Musk’s Other Rocket, SpaceX, Makes 1st Commercial-Satellite Launch Today


Elon Musk is going on a rocket ride this evening, and it has nothing to do with the price of Tesla’s stock. The serial entrepreneur will be watching as his other high-profile startup, SpaceX, is scheduled to make a critical commercial-satellite launch at 5:41 p.m. ET from Cape Canaveral.

It’ll mark entry by SpaceX into the commercial-satellite market with its Falcon 9 rocket after a series of test flights and launches for NASA and the Canadian Space Agency. It will be the second of three flights the upgraded Falcon 9 must make before it can qualify for US military-launch business. The launch also will mark a crucial update on the progress of a company that plans to put rank-and-file passengers into space sometime in 2014.

And, of course, the launch will mark another testament to the engineering and entrepreneurial skills of the much-lauded Musk. He’s been busy lately with Tesla, the electric-vehicle startup that has rocketed to the national and investor forefront over the last several months.[more]

The EV maker’s shares are up more than 275 percent this year, making it the biggest gainer among stocks in the Nasdaq-100 index except Netflix. And Tesla’s market value at this point, according to the Wall Street Journal, is roughly the equivalent of Harley-Davidson, a whole different kind of vehicle maker.

Yet Tesla’s shares have dropped by about 35 percent over the last several weeks, the newspaper noted, in large part because of the aftermath of three fires in its Model S car. The federal government is investigating their causes despite Musk’s insistence that Model S vehicles are much safer than gasoline-powered cars and his complaints that Tesla is being targeted by “the media.”

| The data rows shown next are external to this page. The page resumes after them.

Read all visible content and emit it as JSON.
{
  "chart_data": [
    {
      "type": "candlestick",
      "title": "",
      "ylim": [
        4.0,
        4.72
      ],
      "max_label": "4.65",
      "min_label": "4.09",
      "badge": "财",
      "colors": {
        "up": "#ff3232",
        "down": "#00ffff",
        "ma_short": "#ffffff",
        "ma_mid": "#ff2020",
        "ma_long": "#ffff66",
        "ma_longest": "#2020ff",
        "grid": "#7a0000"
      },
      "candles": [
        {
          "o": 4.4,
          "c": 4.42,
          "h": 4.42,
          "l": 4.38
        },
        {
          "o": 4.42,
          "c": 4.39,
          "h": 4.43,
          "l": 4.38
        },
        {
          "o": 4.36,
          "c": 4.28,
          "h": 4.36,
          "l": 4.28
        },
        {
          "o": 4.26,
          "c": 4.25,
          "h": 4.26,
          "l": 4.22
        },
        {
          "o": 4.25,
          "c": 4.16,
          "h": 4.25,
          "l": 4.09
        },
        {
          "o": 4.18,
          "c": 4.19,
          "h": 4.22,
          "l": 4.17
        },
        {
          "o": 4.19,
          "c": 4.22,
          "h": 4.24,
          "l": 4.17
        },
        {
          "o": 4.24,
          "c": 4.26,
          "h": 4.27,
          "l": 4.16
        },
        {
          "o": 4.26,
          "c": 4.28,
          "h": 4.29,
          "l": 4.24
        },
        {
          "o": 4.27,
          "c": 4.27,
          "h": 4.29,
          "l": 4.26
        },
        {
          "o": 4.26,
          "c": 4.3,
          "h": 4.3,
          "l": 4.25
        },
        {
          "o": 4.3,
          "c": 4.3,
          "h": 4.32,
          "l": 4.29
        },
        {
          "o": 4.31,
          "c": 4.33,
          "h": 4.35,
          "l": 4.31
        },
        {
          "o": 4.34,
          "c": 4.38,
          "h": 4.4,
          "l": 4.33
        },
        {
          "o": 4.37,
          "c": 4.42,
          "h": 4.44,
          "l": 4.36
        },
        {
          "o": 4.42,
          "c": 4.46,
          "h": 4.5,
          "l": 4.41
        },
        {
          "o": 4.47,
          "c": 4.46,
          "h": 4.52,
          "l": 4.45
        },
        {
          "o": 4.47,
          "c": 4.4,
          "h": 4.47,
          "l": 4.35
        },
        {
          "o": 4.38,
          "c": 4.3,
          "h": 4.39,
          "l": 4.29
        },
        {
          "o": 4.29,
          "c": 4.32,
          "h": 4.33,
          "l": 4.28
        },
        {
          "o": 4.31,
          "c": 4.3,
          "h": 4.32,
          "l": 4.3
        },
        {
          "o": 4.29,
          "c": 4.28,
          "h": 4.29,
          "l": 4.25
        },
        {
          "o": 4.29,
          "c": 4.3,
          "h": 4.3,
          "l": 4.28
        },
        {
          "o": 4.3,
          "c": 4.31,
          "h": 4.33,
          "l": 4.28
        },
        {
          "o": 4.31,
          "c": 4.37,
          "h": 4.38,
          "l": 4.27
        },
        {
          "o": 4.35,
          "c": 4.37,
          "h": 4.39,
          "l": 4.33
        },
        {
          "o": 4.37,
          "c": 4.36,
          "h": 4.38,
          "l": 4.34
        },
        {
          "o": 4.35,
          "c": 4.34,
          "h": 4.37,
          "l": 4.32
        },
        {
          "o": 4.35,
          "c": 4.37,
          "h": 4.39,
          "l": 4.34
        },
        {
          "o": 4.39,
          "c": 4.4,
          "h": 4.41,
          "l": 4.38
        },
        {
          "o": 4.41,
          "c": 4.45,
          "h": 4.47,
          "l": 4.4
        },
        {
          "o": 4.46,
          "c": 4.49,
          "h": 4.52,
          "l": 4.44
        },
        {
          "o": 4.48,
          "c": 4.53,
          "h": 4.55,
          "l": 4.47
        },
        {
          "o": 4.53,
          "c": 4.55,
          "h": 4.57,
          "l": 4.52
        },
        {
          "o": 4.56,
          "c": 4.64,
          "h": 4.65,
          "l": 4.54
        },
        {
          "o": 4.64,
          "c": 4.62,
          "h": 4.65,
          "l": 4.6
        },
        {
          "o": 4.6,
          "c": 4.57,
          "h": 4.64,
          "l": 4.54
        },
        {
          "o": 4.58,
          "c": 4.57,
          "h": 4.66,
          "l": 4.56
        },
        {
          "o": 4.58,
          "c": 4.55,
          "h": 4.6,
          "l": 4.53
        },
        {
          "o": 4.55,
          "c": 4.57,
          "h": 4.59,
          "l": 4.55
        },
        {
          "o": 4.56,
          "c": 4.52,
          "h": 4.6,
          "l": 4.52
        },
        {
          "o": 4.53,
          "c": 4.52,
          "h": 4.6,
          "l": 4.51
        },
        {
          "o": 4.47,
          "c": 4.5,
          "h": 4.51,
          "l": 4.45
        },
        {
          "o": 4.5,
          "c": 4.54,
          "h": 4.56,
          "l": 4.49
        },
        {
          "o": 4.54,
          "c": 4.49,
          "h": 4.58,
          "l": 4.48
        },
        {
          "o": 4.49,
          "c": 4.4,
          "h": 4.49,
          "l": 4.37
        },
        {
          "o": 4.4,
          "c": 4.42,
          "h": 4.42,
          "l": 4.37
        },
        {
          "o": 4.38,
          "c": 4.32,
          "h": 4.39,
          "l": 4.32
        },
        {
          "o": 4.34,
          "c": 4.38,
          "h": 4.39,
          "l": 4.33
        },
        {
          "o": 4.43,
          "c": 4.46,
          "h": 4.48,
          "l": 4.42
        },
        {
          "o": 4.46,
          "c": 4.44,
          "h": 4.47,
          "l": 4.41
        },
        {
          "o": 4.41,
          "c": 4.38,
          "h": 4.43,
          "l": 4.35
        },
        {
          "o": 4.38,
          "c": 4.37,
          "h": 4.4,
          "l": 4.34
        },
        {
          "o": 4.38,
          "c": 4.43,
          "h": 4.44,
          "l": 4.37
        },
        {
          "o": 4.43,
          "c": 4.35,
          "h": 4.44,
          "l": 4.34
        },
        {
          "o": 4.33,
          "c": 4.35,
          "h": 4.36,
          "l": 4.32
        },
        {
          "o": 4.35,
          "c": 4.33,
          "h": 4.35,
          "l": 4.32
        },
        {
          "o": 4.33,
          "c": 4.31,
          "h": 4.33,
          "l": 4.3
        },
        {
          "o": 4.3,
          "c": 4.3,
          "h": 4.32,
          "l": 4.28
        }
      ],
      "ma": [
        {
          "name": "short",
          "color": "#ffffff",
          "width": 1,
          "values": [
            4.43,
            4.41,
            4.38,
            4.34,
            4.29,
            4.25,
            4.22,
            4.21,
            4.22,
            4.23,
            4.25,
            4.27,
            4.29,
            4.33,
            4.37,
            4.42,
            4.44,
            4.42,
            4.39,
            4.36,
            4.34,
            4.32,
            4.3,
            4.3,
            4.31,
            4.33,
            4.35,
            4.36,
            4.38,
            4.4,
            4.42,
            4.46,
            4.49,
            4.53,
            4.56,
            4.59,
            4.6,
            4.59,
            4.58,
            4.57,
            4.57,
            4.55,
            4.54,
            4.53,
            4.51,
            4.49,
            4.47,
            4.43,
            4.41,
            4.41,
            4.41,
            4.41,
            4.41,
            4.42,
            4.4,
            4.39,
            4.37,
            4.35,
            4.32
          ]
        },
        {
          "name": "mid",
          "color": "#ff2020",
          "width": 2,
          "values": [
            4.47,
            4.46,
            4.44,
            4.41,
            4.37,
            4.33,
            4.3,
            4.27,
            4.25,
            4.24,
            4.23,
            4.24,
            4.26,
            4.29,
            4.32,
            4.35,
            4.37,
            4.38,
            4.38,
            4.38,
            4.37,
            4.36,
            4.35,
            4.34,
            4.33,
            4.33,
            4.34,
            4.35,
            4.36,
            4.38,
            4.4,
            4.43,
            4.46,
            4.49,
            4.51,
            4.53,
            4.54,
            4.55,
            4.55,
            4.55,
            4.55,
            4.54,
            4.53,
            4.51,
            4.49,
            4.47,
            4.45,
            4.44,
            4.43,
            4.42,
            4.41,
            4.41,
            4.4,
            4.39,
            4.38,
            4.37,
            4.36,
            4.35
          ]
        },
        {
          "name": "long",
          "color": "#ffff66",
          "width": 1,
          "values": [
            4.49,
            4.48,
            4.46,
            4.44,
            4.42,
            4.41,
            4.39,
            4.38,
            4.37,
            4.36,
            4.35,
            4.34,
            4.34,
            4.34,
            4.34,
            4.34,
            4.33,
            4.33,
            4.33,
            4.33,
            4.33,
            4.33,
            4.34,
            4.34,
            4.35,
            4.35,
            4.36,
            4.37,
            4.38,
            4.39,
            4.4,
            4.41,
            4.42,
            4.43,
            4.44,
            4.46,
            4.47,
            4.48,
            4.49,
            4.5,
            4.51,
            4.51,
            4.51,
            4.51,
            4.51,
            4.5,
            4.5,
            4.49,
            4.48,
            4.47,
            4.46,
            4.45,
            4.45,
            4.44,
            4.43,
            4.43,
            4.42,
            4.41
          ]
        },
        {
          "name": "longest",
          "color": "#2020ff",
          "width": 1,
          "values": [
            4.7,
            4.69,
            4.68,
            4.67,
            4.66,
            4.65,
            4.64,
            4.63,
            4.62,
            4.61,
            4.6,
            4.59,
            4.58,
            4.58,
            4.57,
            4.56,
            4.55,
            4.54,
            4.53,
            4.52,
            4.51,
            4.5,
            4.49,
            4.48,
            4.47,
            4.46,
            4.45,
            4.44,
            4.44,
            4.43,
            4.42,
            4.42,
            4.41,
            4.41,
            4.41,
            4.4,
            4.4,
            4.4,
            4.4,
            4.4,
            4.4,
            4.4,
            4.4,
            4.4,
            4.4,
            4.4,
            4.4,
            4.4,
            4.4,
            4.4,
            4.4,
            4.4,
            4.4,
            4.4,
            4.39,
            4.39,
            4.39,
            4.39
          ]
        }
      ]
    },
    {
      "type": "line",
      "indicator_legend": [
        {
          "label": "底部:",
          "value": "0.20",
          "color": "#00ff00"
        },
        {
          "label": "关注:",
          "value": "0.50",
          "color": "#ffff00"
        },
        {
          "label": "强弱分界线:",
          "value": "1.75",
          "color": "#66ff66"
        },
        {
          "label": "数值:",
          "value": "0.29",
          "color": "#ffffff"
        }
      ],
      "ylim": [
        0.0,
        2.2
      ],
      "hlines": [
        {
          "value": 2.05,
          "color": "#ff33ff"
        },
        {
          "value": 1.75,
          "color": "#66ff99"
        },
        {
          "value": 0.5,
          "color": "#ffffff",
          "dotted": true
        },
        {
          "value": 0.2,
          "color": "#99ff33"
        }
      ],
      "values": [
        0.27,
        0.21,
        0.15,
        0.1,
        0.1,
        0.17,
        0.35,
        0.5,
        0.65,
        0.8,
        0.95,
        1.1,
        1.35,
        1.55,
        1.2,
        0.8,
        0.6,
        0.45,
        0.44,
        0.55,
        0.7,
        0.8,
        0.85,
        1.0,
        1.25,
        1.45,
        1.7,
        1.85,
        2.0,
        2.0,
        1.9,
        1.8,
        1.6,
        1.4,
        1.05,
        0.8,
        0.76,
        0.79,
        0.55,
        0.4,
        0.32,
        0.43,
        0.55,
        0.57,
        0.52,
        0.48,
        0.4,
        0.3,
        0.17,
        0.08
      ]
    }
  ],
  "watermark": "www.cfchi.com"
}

Nothing is more inherently dangerous than rocketing equipment and people into space, of course, and of that Musk is well aware. This particular launch already was scrubbed twice last week over technical concerns.

But Musk recently offered reassuring comments about the next SpaceX flight. “We’ve done everything we can think of to maximize the reliability of this launch system,” he told reporters, according to Mashable. “We’re really happy with this rocket design and it’s an incredibly capable vehicle.”

A lot may be riding on whether Musk is right. Probably more than he wants to think.